Death and the Maiden was performed in Iran on 4 November 2015. The production was directed by Mohsen Sadeghian, featuring Nazanin Khoshnood as Paulina, Jafar Del Del as Gerardo, and Mohammad Babaea as Roberto.

In 2014, Death and the Maiden was performed at the Victory Gardens Theater in Chicago. The production was directed by Chay Yew, starring Sandra Oh as Paulina, Raúl Castillo as Gerardo, and John Judd as Roberto.

In 2015, Death and the Maiden was staged as a co-production between the Melbourne Theatre Company (from 18 July to 22 August) and the Sydney Theatre Company (from 2 September to 17 October). Susie Porter played Paulina with Eugene Gilfedder as Roberto.

On 22 March 2024, Death and the Maiden was staged at the Uganda National Theatre. It was the first theatrical production by the film company Railroad Pictures, and was directed by Timosewo Baguma who also played Roberto. The cast featured Namara Jolly as Paulina, and Kyobe Jerom and Busingye Emmanuel as Gerardo.

== Adaptations ==
=== Film ===

In 1994, Roman Polanski directed a film adaptation of the work, starring Sigourney Weaver, Ben Kingsley and Stuart Wilson.

=== Opera ===
An opera based on the play has been composed by Jonas Forssell with the libretto by Ariel Dorfman.
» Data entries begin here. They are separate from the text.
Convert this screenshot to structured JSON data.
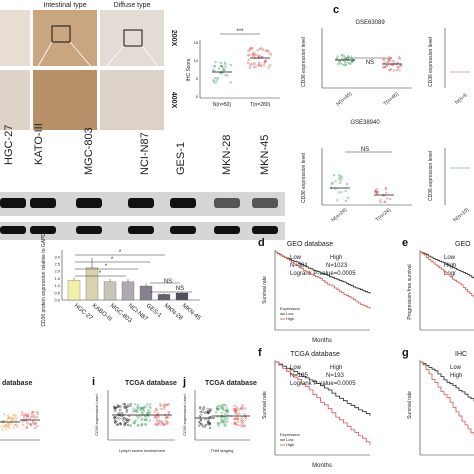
{
  "panel_letters": {
    "c": "c",
    "d": "d",
    "e": "e",
    "f": "f",
    "g": "g",
    "i": "i",
    "j": "j"
  },
  "ihc": {
    "headers": [
      "Intestinal type",
      "Diffuse type"
    ],
    "magnifications": [
      "200X",
      "400X"
    ],
    "score_plot": {
      "ylabel": "IHC Score",
      "categories": [
        "N(n=50)",
        "T(n=280)"
      ],
      "significance": "***",
      "yticks": [
        "0",
        "5",
        "10",
        "15"
      ]
    }
  },
  "western": {
    "cell_lines": [
      "KATO-III",
      "MGC-803",
      "NCI-N87",
      "GES-1",
      "MKN-28",
      "MKN-45"
    ],
    "partial_label": "HGC-27"
  },
  "bar_chart": {
    "ylabel": "CD36 protein expression relative to GAPDH",
    "yticks": [
      "0.0",
      "0.5",
      "1.0",
      "1.5",
      "2.0",
      "2.5",
      "3.0"
    ],
    "sig": [
      "*",
      "*",
      "*",
      "*",
      "NS",
      "NS"
    ]
  },
  "geo_plots": [
    {
      "title": "GSE63089",
      "ylabel": "CD36 expression level",
      "ns": "NS",
      "categories": [
        "N(n=45)",
        "T(n=45)"
      ],
      "yticks": [
        "0",
        "2",
        "4",
        "6",
        "8",
        "10",
        "12"
      ]
    },
    {
      "title": "GSE38940",
      "ylabel": "CD36 expression level",
      "ns": "NS",
      "categories": [
        "N(n=24)",
        "T(n=24)"
      ],
      "yticks": [
        "0.0",
        "0.5",
        "1.0",
        "1.5"
      ]
    }
  ],
  "geo_right_partial": {
    "ylabel": "CD36 expression level",
    "categories": [
      "N(n=5",
      "N(n=10)"
    ]
  },
  "survival_d": {
    "title": "GEO database",
    "legend_low": "Low",
    "legend_high": "High",
    "n_low": "N=381",
    "n_high": "N=1023",
    "logrank": "Logrank P-value=0.0005",
    "ylabel": "Survival rate",
    "xlabel": "Months",
    "exp_label": "Expression",
    "exp_low": "Low",
    "exp_high": "High"
  },
  "survival_e": {
    "title": "GEO",
    "ylabel": "Progression-free survival",
    "legend_low": "Low",
    "legend_high": "High",
    "logrank": "Logr"
  },
  "survival_f": {
    "title": "TCGA database",
    "legend_low": "Low",
    "legend_high": "High",
    "n_low": "N=185",
    "n_high": "N=193",
    "logrank": "Logrank P-value=0.0005",
    "ylabel": "Survival rate",
    "xlabel": "Months",
    "exp_label": "Expression",
    "exp_low": "Low",
    "exp_high": "High"
  },
  "survival_g": {
    "title": "IHC",
    "ylabel": "Survival rate",
    "legend_low": "Low",
    "legend_high": "High"
  },
  "tcga_h": {
    "title": "database"
  },
  "tcga_i": {
    "title": "TCGA database",
    "ylabel": "CD36 expression Level",
    "xlabel": "Lymph nodes involvement"
  },
  "tcga_j": {
    "title": "TCGA database",
    "ylabel": "CD36 expression Level",
    "xlabel": "TNM staging"
  },
  "colors": {
    "red": "#d9534f",
    "green": "#3aa05a",
    "black": "#222222",
    "gray": "#777777",
    "teal": "#4caf50",
    "orange": "#e8a040",
    "purple": "#7b5ea7"
  }
}
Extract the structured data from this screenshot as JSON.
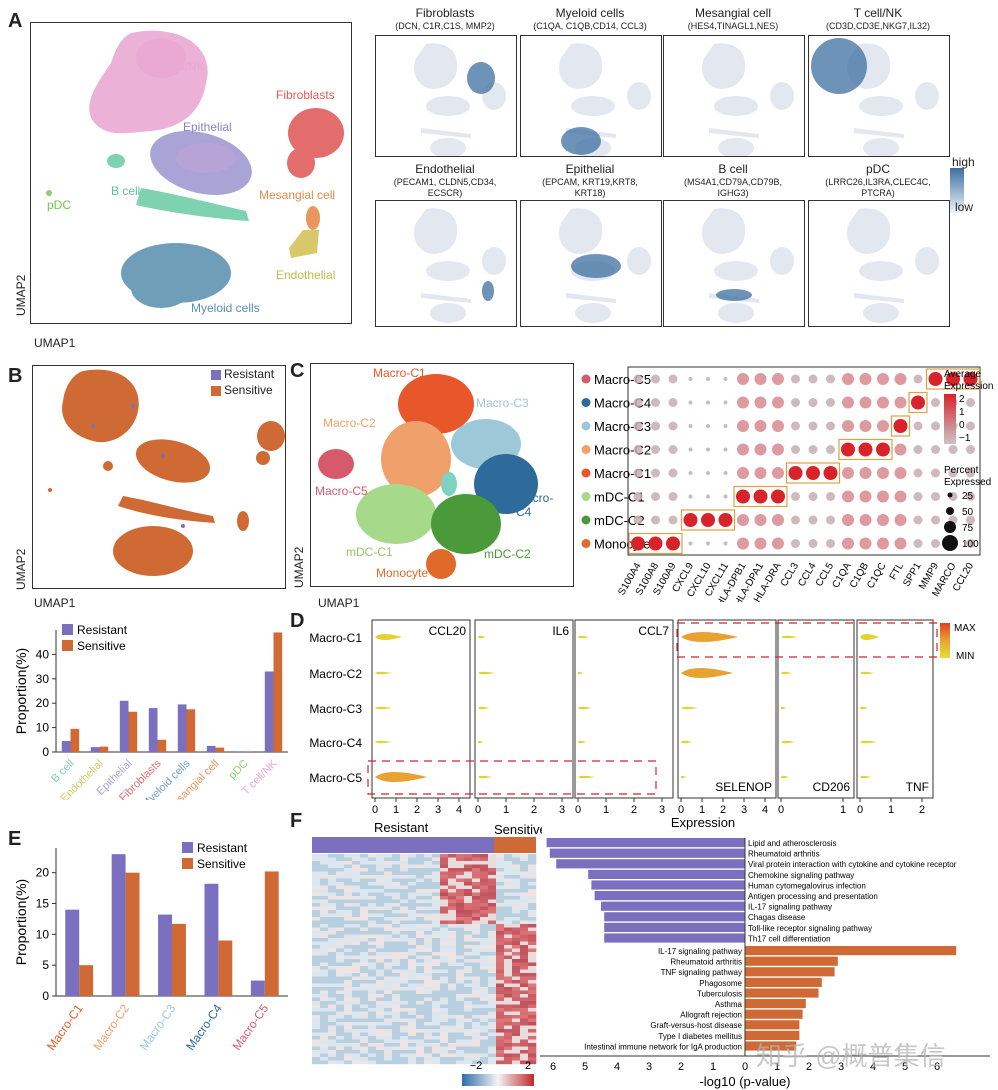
{
  "panels": {
    "A": "A",
    "B": "B",
    "C": "C",
    "D": "D",
    "E": "E",
    "F": "F"
  },
  "umap": {
    "x": "UMAP1",
    "y": "UMAP2"
  },
  "panelA": {
    "clusters": [
      "T cell/NK",
      "Epithelial",
      "Fibroblasts",
      "B cell",
      "pDC",
      "Mesangial cell",
      "Endothelial",
      "Myeloid cells"
    ],
    "colors": {
      "tcell": "#e9a9d3",
      "epi": "#a9a3d6",
      "fib": "#e36c6c",
      "bcell": "#7ed2b0",
      "pdc": "#8bd16b",
      "mes": "#e9975d",
      "endo": "#d8c86a",
      "mye": "#6f9fb8"
    },
    "features": [
      {
        "name": "Fibroblasts",
        "genes": "(DCN, C1R,C1S, MMP2)"
      },
      {
        "name": "Myeloid cells",
        "genes": "(C1QA, C1QB,CD14, CCL3)"
      },
      {
        "name": "Mesangial cell",
        "genes": "(HES4,TINAGL1,NES)"
      },
      {
        "name": "T cell/NK",
        "genes": "(CD3D,CD3E,NKG7,IL32)"
      },
      {
        "name": "Endothelial",
        "genes": "(PECAM1, CLDN5,CD34,",
        "genes2": "ECSCR)"
      },
      {
        "name": "Epithelial",
        "genes": "(EPCAM, KRT19,KRT8,",
        "genes2": "KRT18)"
      },
      {
        "name": "B cell",
        "genes": "(MS4A1,CD79A,CD79B,",
        "genes2": "IGHG3)"
      },
      {
        "name": "pDC",
        "genes": "(LRRC26,IL3RA,CLEC4C,",
        "genes2": "PTCRA)"
      }
    ],
    "legend": {
      "high": "high",
      "low": "low"
    }
  },
  "panelB": {
    "legend": [
      {
        "name": "Resistant",
        "color": "#7b6fbf"
      },
      {
        "name": "Sensitive",
        "color": "#d06a35"
      }
    ]
  },
  "chart_bar_B": {
    "type": "bar",
    "ylabel": "Proportion(%)",
    "categories": [
      "B cell",
      "Endothelial",
      "Epithelial",
      "Fibroblasts",
      "Myeloid cells",
      "Mesangial cell",
      "pDC",
      "T cell/NK"
    ],
    "category_colors": [
      "#7ed2b0",
      "#d8c86a",
      "#a9a3d6",
      "#e36c6c",
      "#6f9fb8",
      "#e9975d",
      "#8bd16b",
      "#e9a9d3"
    ],
    "series": [
      {
        "name": "Resistant",
        "values": [
          4.5,
          2.0,
          21,
          18,
          19.5,
          2.5,
          0.3,
          33
        ]
      },
      {
        "name": "Sensitive",
        "values": [
          9.5,
          2.2,
          16.5,
          5,
          17.5,
          1.8,
          0.3,
          49
        ]
      }
    ],
    "ylim": [
      0,
      50
    ],
    "yticks": [
      0,
      10,
      20,
      30,
      40
    ]
  },
  "panelC": {
    "clusters": [
      {
        "name": "Macro-C1",
        "color": "#e8572a"
      },
      {
        "name": "Macro-C2",
        "color": "#f0a06a"
      },
      {
        "name": "Macro-C3",
        "color": "#9dc8d8"
      },
      {
        "name": "Macro-C4",
        "color": "#2f6b9a"
      },
      {
        "name": "Macro-C5",
        "color": "#d65a6a"
      },
      {
        "name": "mDC-C1",
        "color": "#a6d98a"
      },
      {
        "name": "mDC-C2",
        "color": "#4a9a3a"
      },
      {
        "name": "Monocyte",
        "color": "#e06a2a"
      }
    ]
  },
  "dotplot": {
    "rows": [
      "Macro-C5",
      "Macro-C4",
      "Macro-C3",
      "Macro-C2",
      "Macro-C1",
      "mDC-C1",
      "mDC-C2",
      "Monocyte"
    ],
    "row_colors": [
      "#d65a6a",
      "#2f6b9a",
      "#9dc8d8",
      "#f0a06a",
      "#e8572a",
      "#a6d98a",
      "#4a9a3a",
      "#e06a2a"
    ],
    "genes": [
      "S100A4",
      "S100A8",
      "S100A9",
      "CXCL9",
      "CXCL10",
      "CXCL11",
      "HLA-DPB1",
      "HLA-DPA1",
      "HLA-DRA",
      "CCL3",
      "CCL4",
      "CCL5",
      "C1QA",
      "C1QB",
      "C1QC",
      "FTL",
      "SPP1",
      "MMP9",
      "MARCO",
      "CCL20"
    ],
    "legend_title1": "Average",
    "legend_title2": "Expression",
    "legend_ticks": [
      "2",
      "1",
      "0",
      "−1"
    ],
    "pct_title1": "Percent",
    "pct_title2": "Expressed",
    "pct_ticks": [
      "25",
      "50",
      "75",
      "100"
    ]
  },
  "panelD": {
    "rows": [
      "Macro-C1",
      "Macro-C2",
      "Macro-C3",
      "Macro-C4",
      "Macro-C5"
    ],
    "genes": [
      "CCL20",
      "IL6",
      "CCL7",
      "SELENOP",
      "CD206",
      "TNF"
    ],
    "xlabel": "Expression",
    "ticks": [
      [
        "0",
        "1",
        "2",
        "3",
        "4"
      ],
      [
        "0",
        "1",
        "2",
        "3"
      ],
      [
        "0",
        "1",
        "2",
        "3"
      ],
      [
        "0",
        "1",
        "2",
        "3",
        "4"
      ],
      [
        "0",
        "1"
      ],
      [
        "0",
        "1",
        "2"
      ]
    ],
    "legend": {
      "max": "MAX",
      "min": "MIN"
    }
  },
  "chart_bar_E": {
    "type": "bar",
    "ylabel": "Proportion(%)",
    "categories": [
      "Macro-C1",
      "Macro-C2",
      "Macro-C3",
      "Macro-C4",
      "Macro-C5"
    ],
    "category_colors": [
      "#e8572a",
      "#f0a06a",
      "#9dc8d8",
      "#2f6b9a",
      "#d65a6a"
    ],
    "series": [
      {
        "name": "Resistant",
        "values": [
          14,
          23,
          13.2,
          18.2,
          2.5
        ]
      },
      {
        "name": "Sensitive",
        "values": [
          5,
          20,
          11.7,
          9,
          20.2
        ]
      }
    ],
    "ylim": [
      0,
      24
    ],
    "yticks": [
      0,
      5,
      10,
      15,
      20
    ]
  },
  "panelF": {
    "heat_labels": {
      "resistant": "Resistant",
      "sensitive": "Sensitive"
    },
    "heat_scale": [
      "−2",
      "2"
    ],
    "xlabel": "-log10 (p-value)",
    "xticks": [
      "6",
      "5",
      "4",
      "3",
      "2",
      "1",
      "0",
      "1",
      "2",
      "3",
      "4",
      "5",
      "6"
    ],
    "resistant_terms": [
      {
        "name": "Lipid and atherosclerosis",
        "value": 6.2
      },
      {
        "name": "Rheumatoid arthritis",
        "value": 6.1
      },
      {
        "name": "Viral protein interaction with cytokine and cytokine receptor",
        "value": 5.9
      },
      {
        "name": "Chemokine signaling pathway",
        "value": 4.9
      },
      {
        "name": "Human cytomegalovirus infection",
        "value": 4.8
      },
      {
        "name": "Antigen processing and presentation",
        "value": 4.7
      },
      {
        "name": "IL-17 signaling pathway",
        "value": 4.5
      },
      {
        "name": "Chagas disease",
        "value": 4.4
      },
      {
        "name": "Toll-like receptor signaling pathway",
        "value": 4.4
      },
      {
        "name": "Th17 cell differentiation",
        "value": 4.4
      }
    ],
    "sensitive_terms": [
      {
        "name": "IL-17 signaling pathway",
        "value": 6.6
      },
      {
        "name": "Rheumatoid arthritis",
        "value": 2.9
      },
      {
        "name": "TNF signaling pathway",
        "value": 2.8
      },
      {
        "name": "Phagosome",
        "value": 2.4
      },
      {
        "name": "Tuberculosis",
        "value": 2.3
      },
      {
        "name": "Asthma",
        "value": 1.9
      },
      {
        "name": "Allograft rejection",
        "value": 1.8
      },
      {
        "name": "Graft-versus-host disease",
        "value": 1.7
      },
      {
        "name": "Type I diabetes mellitus",
        "value": 1.7
      },
      {
        "name": "Intestinal immune network for IgA production",
        "value": 1.6
      }
    ]
  },
  "watermark": "知乎 @概普集信"
}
The world premiere was staged at the Malmö Opera on 20 September 2008.

== Reception ==
Reviewing the 1992 Broadway production, Frank Rich from The New York Times described the play "as tautly constructed as a mousetrap" and stated, "[w]hat makes "Death and the Maiden" ingenious is his ability to raise such complex issues within a thriller that is full of action and nearly devoid of preaching." However, he criticized the actors' performances as superficial and overly controlled.